AbstractPotential natural vegetation (PNV) remains an important concept in ecology by providing the basis for comparing current or future conditions and trends in vegetation with historic conditions. However, nonstationary climate and land‐use‐driven deviations from baseline conditions challenge the validity of PNV at local scales or for locations that are especially sensitive to environmental changes, such as ecotonal boundaries between ecosystem types. Our goal was to identify the historic boundaries between major grassland types in the Central Great Plains (CGP) of North America (tallgrass prairie and northern and southern mixed‐grass prairies) by examining the environmental drivers of primary production prior to, during, and after the decades‐long drought in the 1930s. We sought to explore differences among grassland types in resistance and resilience to drought, and to evaluate legacy effects resulting from spatially explicit processes during drought. We used county‐level cropland production data from 1926 to 1948 as a proxy for native grass production data. We regressed production data against a suite of models containing variables associated with climate, soils, land use, and drought indices prior to, during, and after drought.
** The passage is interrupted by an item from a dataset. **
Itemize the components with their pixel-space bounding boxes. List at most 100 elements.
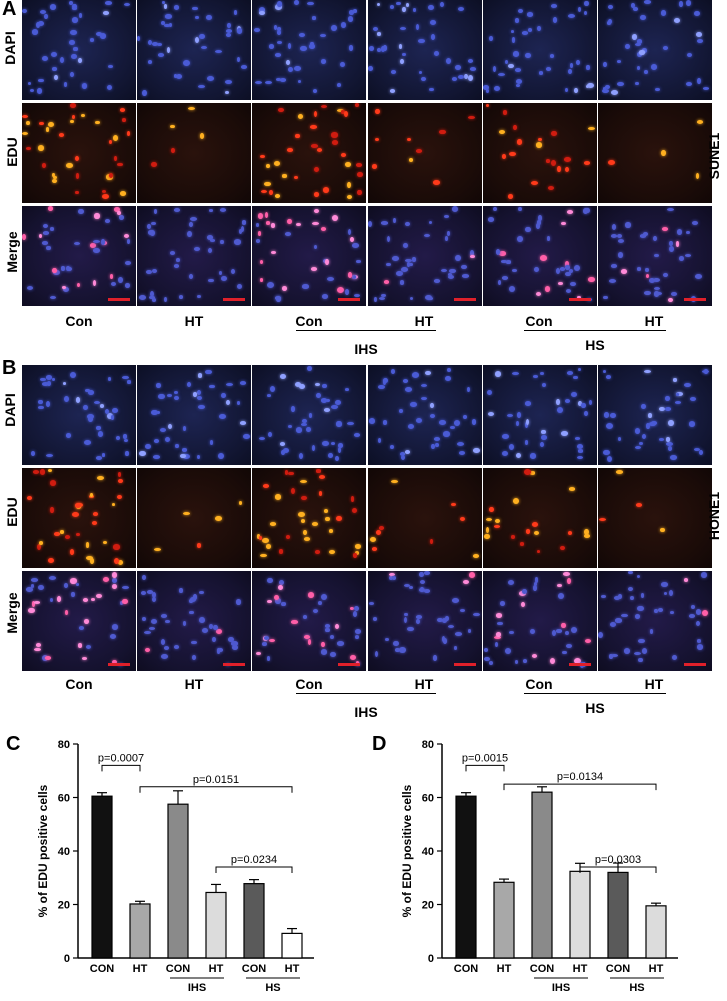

We used a dimension reduction approach to identify the locations of grassland boundaries in multivariate space defined by each model. Our results show that climate and soil factors predicted grass production prior to the drought, yet additional land use and erosion factors were needed to explain production in both drought and post‐drought. Grassland responses were most variable along ecotonal boundaries. Tallgrass prairie exhibited stronger production responses to precipitation and temperature compared with northern and southern mixed‐grass prairies during all periods. Tallgrass prairie counties along the ecotone with mixed‐grass prairies were more negatively impacted by soil loss from abandoned cropland during the drought compared with other tallgrass prairie counties. As the intensity and frequency of drought are predicted to increase, landscape‐scale variables and spatially explicit processes that govern novel production responses will need to be accounted for in explaining heterogeneity in grassland responses.